8. Für die Stadtwerke verkommt die Schwebebahn angeblich zur Museumsbahn(!), wenn Gerüst, Bahnhöfe und Wagenhallen unter Denkmalschutz gestellt werden.

Die Bürgerinitiative "Rettet die Schwebebahn!" empfindet es als empörend und als Beleidigung des gesunden Menschenverstandes, wenn ausgerechnet die Stadtwerke den ebenso polemischen wie lächerlichen Begriff der "Museumsbahn" in Umlauf bringt. Noch vor sechs Jahren publizierten die Stadtwerke selbst ein Buch über die Schwebebahn (zu kaufen in allen Buchhandlungen), in dem die Modernität der Bahn gerühmt wird: modernste Züge, hochmoderne Leitstände, hoher Sicherheitsstandard werden stolz gerühmt.

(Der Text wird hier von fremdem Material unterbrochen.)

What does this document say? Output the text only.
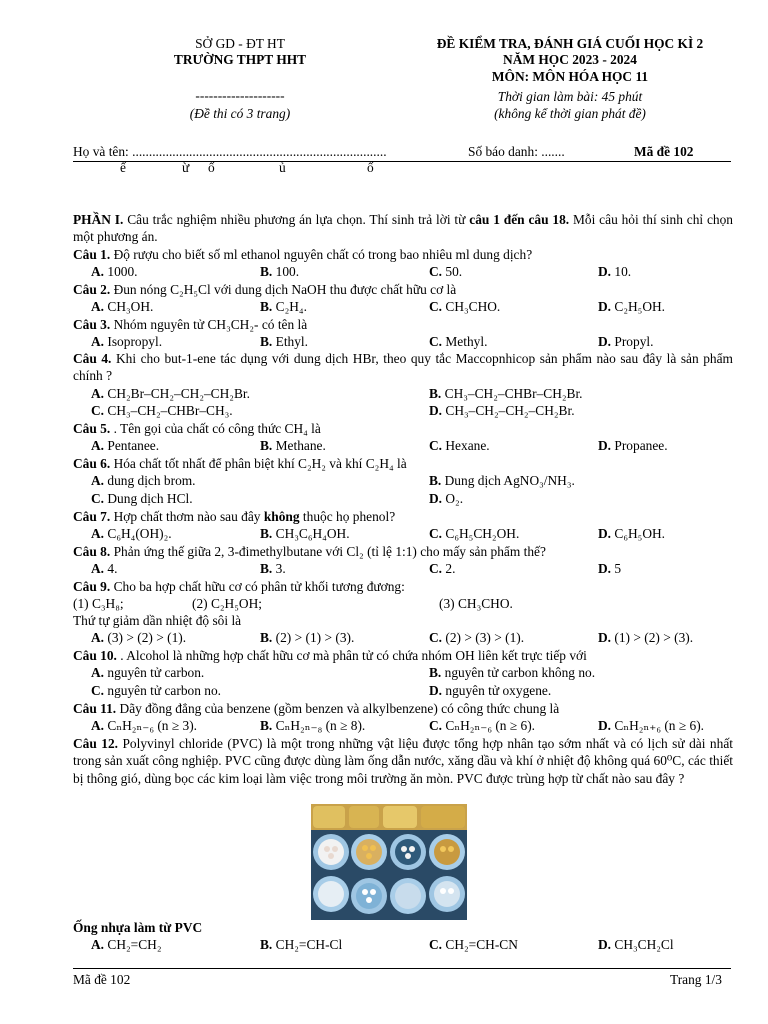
SỞ GD - ĐT HT
TRƯỜNG THPT HHT
--------------------
(Đề thi có 3 trang)
ĐỀ KIỂM TRA, ĐÁNH GIÁ CUỐI HỌC KÌ 2
NĂM HỌC 2023 - 2024
MÔN: MÔN HÓA HỌC 11
Thời gian làm bài: 45 phút
(không kể thời gian phát đề)
Họ và tên: ............................................................................	Số báo danh: .......	Mã đề 102
ế	ừ ố	ủ	ố
PHẦN I. Câu trắc nghiệm nhiều phương án lựa chọn. Thí sinh trả lời từ câu 1 đến câu 18. Mỗi câu hỏi thí sinh chỉ chọn một phương án.
Câu 1. Độ rượu cho biết số ml ethanol nguyên chất có trong bao nhiêu ml dung dịch?
A. 1000.	B. 100.	C. 50.	D. 10.
Câu 2. Đun nóng C₂H₅Cl với dung dịch NaOH thu được chất hữu cơ là
A. CH₃OH.	B. C₂H₄.	C. CH₃CHO.	D. C₂H₅OH.
Câu 3. Nhóm nguyên tử CH₃CH₂- có tên là
A. Isopropyl.	B. Ethyl.	C. Methyl.	D. Propyl.
Câu 4. Khi cho but-1-ene tác dụng với dung dịch HBr, theo quy tắc Maccopnhicop sản phẩm nào sau đây là sản phẩm chính ?
A. CH₂Br–CH₂–CH₂–CH₂Br.	B. CH₃–CH₂–CHBr–CH₂Br.
C. CH₃–CH₂–CHBr–CH₃.	D. CH₃–CH₂–CH₂–CH₂Br.
Câu 5. . Tên gọi của chất có công thức CH₄ là
A. Pentanee.	B. Methane.	C. Hexane.	D. Propanee.
Câu 6. Hóa chất tốt nhất để phân biệt khí C₂H₂ và khí C₂H₄ là
A. dung dịch brom.	B. Dung dịch AgNO₃/NH₃.
C. Dung dịch HCl.	D. O₂.
Câu 7. Hợp chất thơm nào sau đây không thuộc họ phenol?
A. C₆H₄(OH)₂.	B. CH₃C₆H₄OH.	C. C₆H₅CH₂OH.	D. C₆H₅OH.
Câu 8. Phản ứng thế giữa 2, 3-đimethylbutane với Cl₂ (tỉ lệ 1:1) cho mấy sản phẩm thế?
A. 4.	B. 3.	C. 2.	D. 5
Câu 9. Cho ba hợp chất hữu cơ có phân tử khối tương đương:
(1) C₃H₈;	(2) C₂H₅OH;	(3) CH₃CHO.
Thứ tự giảm dần nhiệt độ sôi là
A. (3) > (2) > (1).	B. (2) > (1) > (3).	C. (2) > (3) > (1).	D. (1) > (2) > (3).
Câu 10. . Alcohol là những hợp chất hữu cơ mà phân tử có chứa nhóm OH liên kết trực tiếp với
A. nguyên tử carbon.	B. nguyên tử carbon không no.
C. nguyên tử carbon no.	D. nguyên tử oxygene.
Câu 11. Dãy đồng đẳng của benzene (gồm benzen và alkylbenzene) có công thức chung là
A. CₙH₂ₙ₋₆ (n ≥ 3).	B. CₙH₂ₙ₋₈ (n ≥ 8).	C. CₙH₂ₙ₋₆ (n ≥ 6).	D. CₙH₂ₙ₊₆ (n ≥ 6).
Câu 12. Polyvinyl chloride (PVC) là một trong những vật liệu được tổng hợp nhân tạo sớm nhất và có lịch sử dài nhất trong sản xuất công nghiệp. PVC cũng được dùng làm ống dẫn nước, xăng dầu và khí ở nhiệt độ không quá 60⁰C, các thiết bị thông gió, dùng bọc các kim loại làm việc trong môi trường ăn mòn. PVC được trùng hợp từ chất nào sau đây ?
Ống nhựa làm từ PVC
A. CH₂=CH₂	B. CH₂=CH-Cl	C. CH₂=CH-CN	D. CH₃CH₂Cl
Mã đề 102	Trang 1/3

Zurecht, wie wir meinen. Und auch heute ist die Bahn nicht am Ende möglicher Innovationen. Dem Gerüst und den Bahnhöfen kann es ziemlich gleichgültig sein, ob die Züge künftig zentral gesteuert und ohne Fahrer fahren. behindertengerechte Aufzüge können diskret, ohne das Erscheinungsbild zu beeinträchtigen angebaut werden. Allerdings protestieren wir gegen die Art und Weise wie der Anbau der Aufzüge in Oberbarmen dazu mißbraucht wurde, den historischen Treppenaufgang abzureißen und Riesentürme an beiden Seiten zu bauen, die den Eindruck des historischen Bauwerkes restlos zerstören. Der Bau der neuen Treppenhäuser in Oberbarmen ist ein Akt architektonischer Brutalität. Er zeigt mit welcher Verachtung man das malerische historische Bauwerk "Schwebebahn" behandelt. Nicht die Bahn ist marode, sondern die Stadt. Deshalb ist zu befürchten, daß eine neue Bahn nach wenigen Jahren genauso verkommen aussieht wie die historische Bahn heute. War die alte Bahn nicht vor wenigen Jahren auch noch fit für die nächsten 75 Jahre?

Der geplante Abriß und Neubau der Schwebebahn

- beraubt die Stadt Wuppertal ihres Wahrzeichens

- zerstört ein einzigartiges Kulturdenkmal der Menschheit

- ist hinsichtlich des Verkehrsaufkommens völlig überflüssig und

- eine einzigartige Steuerverschwendung.

Die Bahn gehört nicht nur den Stadtwerken, sie gehört den Bürgern der Stadt und der Weltöffentlichkeit.

Gez. Burkhard Stieglitz (parteilos)

Wuppertal, den 31. Januar 1997

Überparteiliche Bürgerinitiative "Rettet die Schwebebahn!" Krautsberg 5, 42275 Wuppertal. Eingetragen beim Amtsgericht Wuppertal.